Examples of multi-agency working
This is a pre-publication version of the following article:
Eracleous, H. and Davidson, S. (2009). The gender identity development service: Examples of multi-agency working. Clinical Psychology Forum, 201, 46-50.
This paper explores multi-agency working and some lessons learnt when working with young people with complex presentations. Examples are offered from the work at the Gender Identity Development Service (GIDS) where the authors are based.
Multi-Agency Working as Best Practice
Multi-agency working is firmly advocated in government agendas such as The Children’s National Service Framework (2004) which encourages services to be designed around the needs of the child, not individual problems. The children’s commissioner, Professor Aynsley-Green summarised this vision by stating that “the practical challenge is ensuring that children’s services locally are coherent in design and delivery, with good coordination, effective joint working between and across sectors and agencies, with smooth transitions and in partnership with children, young people and families” (Executive Summary, Department of Health, 2004).
In Every Child Matters (2003) emphasis is on empowering the young person to make a positive contribution, facilitating communication across services and reducing stigma through acceptance and understanding, modelling and consultation. The Children’s Plan (2007) asserts that services need to be shaped by and responsive to young people and families, not designed around professional boundaries. This Plan espouses working in teams made up of professionals from different backgrounds, and is supported by the Children’s Workforce Network, which aims to “encourage the shared values of practitioners with distinct expertise and roles and value their contributions” (Children’s Workforce Network, 2008).
GIDS and multi-agency working
Multiple agency working is an essential part of the work of the GIDS which is a Tier 4, multi-national service.
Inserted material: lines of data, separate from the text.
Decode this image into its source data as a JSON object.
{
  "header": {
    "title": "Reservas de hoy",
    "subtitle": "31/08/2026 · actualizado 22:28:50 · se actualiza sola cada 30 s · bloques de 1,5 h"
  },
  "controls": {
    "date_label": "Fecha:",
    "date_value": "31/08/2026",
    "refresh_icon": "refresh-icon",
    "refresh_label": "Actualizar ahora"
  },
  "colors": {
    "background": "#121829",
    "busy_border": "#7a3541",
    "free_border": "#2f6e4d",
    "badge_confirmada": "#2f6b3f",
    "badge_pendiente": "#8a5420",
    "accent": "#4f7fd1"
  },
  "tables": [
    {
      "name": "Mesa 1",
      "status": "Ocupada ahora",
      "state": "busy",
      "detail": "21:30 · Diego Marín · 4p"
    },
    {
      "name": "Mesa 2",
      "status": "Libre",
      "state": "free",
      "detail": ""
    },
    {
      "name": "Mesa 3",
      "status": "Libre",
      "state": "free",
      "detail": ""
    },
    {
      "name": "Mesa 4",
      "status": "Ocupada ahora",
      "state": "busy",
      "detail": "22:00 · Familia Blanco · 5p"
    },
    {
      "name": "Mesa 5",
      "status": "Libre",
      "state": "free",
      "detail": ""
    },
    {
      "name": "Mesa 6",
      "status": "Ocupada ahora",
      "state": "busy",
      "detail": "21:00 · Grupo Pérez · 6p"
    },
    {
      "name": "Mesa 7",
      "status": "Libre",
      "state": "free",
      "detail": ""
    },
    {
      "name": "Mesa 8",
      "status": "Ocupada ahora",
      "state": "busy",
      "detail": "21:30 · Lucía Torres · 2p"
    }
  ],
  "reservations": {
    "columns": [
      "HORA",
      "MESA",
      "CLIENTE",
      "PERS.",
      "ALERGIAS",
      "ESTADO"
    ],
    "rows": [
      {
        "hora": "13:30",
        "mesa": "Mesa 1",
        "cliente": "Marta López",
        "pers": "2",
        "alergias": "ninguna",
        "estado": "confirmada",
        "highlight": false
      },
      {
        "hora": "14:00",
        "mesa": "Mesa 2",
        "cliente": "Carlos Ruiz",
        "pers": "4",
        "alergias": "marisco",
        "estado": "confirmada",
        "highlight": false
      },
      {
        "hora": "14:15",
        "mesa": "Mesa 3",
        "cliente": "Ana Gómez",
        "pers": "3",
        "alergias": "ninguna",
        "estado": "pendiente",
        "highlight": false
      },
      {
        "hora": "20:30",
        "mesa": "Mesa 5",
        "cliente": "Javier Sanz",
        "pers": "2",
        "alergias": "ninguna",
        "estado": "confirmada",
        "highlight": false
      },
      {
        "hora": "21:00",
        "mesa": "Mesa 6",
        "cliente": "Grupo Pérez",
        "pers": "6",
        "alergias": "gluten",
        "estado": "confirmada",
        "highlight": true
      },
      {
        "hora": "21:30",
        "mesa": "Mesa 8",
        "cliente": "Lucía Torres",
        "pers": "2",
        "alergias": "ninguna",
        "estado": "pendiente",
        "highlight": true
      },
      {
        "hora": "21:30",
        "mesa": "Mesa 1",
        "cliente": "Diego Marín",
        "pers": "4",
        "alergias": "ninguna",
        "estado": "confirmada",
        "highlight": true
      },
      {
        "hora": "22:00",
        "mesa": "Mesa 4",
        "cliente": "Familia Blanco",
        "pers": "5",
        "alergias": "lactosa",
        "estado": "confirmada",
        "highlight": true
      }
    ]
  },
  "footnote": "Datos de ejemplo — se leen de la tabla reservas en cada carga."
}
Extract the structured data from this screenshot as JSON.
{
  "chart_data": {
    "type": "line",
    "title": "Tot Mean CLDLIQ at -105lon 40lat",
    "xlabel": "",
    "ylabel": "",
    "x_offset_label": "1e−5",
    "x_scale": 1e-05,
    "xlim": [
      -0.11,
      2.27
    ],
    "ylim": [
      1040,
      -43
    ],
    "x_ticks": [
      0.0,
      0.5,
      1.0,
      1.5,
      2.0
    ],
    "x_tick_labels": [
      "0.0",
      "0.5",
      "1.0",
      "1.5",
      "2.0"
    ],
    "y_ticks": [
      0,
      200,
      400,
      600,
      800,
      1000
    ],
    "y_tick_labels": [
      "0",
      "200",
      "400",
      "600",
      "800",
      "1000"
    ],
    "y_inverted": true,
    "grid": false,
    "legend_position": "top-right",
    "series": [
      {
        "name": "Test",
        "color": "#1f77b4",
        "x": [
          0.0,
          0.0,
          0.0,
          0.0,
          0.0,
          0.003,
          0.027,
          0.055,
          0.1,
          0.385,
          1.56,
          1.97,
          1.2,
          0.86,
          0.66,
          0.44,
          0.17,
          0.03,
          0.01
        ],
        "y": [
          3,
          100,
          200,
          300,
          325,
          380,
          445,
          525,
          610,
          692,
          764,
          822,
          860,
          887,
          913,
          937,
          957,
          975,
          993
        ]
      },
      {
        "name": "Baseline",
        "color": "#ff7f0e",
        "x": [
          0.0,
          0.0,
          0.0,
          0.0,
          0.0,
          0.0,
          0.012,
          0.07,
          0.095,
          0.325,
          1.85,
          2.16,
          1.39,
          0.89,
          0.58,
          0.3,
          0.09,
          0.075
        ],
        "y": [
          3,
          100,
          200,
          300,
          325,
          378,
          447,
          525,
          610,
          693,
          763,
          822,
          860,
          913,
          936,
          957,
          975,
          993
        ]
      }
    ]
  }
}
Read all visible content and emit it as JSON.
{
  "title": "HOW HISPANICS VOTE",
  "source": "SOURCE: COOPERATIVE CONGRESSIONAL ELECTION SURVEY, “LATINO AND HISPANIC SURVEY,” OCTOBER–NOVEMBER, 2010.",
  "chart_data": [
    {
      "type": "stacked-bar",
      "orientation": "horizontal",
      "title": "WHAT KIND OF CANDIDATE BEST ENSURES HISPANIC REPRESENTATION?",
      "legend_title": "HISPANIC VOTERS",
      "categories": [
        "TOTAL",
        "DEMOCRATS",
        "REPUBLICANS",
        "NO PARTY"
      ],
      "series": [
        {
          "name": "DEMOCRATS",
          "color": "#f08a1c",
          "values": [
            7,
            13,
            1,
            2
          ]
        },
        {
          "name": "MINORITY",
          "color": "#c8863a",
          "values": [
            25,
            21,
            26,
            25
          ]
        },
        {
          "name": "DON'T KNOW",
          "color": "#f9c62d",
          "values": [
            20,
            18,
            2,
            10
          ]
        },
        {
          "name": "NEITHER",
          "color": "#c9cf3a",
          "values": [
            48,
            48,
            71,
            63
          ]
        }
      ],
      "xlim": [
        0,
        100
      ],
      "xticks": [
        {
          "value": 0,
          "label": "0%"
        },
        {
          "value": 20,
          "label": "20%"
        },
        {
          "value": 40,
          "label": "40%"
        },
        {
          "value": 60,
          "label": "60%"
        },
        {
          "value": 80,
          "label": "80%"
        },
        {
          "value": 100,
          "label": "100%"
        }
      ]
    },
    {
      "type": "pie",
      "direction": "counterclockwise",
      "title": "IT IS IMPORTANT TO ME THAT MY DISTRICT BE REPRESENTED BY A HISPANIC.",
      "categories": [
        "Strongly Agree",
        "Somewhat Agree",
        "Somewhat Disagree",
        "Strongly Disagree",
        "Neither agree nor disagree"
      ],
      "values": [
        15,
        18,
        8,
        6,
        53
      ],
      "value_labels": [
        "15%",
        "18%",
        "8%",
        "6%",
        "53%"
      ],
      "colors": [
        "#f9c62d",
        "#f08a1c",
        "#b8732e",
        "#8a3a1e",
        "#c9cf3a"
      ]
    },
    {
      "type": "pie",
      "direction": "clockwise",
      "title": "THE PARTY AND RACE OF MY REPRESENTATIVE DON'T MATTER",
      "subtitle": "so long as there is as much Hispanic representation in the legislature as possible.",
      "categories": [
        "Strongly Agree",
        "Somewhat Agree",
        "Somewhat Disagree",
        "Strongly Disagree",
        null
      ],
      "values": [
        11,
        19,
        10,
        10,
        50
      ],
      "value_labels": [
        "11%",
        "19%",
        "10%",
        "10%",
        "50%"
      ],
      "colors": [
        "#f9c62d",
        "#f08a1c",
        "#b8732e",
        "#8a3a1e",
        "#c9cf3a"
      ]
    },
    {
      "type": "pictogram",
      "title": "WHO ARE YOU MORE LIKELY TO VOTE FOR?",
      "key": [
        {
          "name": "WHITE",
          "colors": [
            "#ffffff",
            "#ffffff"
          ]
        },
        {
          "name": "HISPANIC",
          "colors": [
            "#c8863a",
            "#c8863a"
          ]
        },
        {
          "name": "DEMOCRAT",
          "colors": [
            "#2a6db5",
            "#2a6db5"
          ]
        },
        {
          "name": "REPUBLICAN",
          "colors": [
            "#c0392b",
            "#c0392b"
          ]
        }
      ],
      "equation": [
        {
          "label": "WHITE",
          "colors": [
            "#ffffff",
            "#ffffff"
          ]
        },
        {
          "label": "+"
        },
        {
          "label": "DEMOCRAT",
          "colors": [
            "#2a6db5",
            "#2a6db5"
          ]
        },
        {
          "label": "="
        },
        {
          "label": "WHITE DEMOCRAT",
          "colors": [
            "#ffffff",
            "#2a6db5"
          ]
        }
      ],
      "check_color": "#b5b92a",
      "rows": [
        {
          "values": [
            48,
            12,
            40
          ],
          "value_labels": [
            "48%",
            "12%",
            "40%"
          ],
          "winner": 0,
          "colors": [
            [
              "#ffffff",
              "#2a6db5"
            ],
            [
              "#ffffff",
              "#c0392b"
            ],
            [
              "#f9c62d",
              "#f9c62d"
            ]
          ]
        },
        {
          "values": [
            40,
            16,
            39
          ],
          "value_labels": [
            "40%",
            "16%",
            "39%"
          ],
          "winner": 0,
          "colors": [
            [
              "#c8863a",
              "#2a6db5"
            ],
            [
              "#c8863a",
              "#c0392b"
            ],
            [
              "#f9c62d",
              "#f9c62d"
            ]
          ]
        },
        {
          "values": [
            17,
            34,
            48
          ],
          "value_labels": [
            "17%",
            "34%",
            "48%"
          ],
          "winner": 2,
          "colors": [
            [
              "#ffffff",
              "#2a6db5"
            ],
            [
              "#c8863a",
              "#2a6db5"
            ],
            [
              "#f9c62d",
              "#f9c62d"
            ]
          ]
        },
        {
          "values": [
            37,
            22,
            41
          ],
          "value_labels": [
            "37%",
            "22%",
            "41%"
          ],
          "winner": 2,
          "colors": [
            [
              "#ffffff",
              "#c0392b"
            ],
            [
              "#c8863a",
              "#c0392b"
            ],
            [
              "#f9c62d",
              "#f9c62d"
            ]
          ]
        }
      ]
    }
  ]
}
The GIDS is part of the Adolescent Department at the Tavistock & Portman Foundation NHS Trust, in London. Referrals of young people (up to the age of eighteen) are accepted from health and social care professionals from tier three services. The young persons present as feeling unhappy and at odds with their biological sex and often want to be the other sex. Gender identity difficulties are rare and complex and can be associated with psychological difficulties linked to all aspects of development, including cognitive, physical and social (DeCeglie, 2000). Gender identity difficulties can be seen on a continuum with Gender Identity Disorder at the extreme where individuals display a strong and persistent desire to be, or insistence that they are the other sex. These individuals may dress and take on the role of the other sex and feel distressed and uncomfortable with their biological sex (i.e. APA, DSM-IV, 2004). There are many potential outcomes and etiology remains inconclusive and is likely to be multi-faceted (Cohen-Kettenis, 2003).
At the GIDS the young people are seen individually and with their families for assessment and psychosocial intervention by members of the multi-disciplinary team which includes psychiatry, psychology, psychotherapy and social work. The GIDS also works closely with two consultant paediatric endocrinologists who run a regular liaison clinic where all members of the team attend. Discussions take place during the weekly team meetings providing a space where shared formulations can be derived at drawing on the experiences and skills of the whole multi-disciplinary team.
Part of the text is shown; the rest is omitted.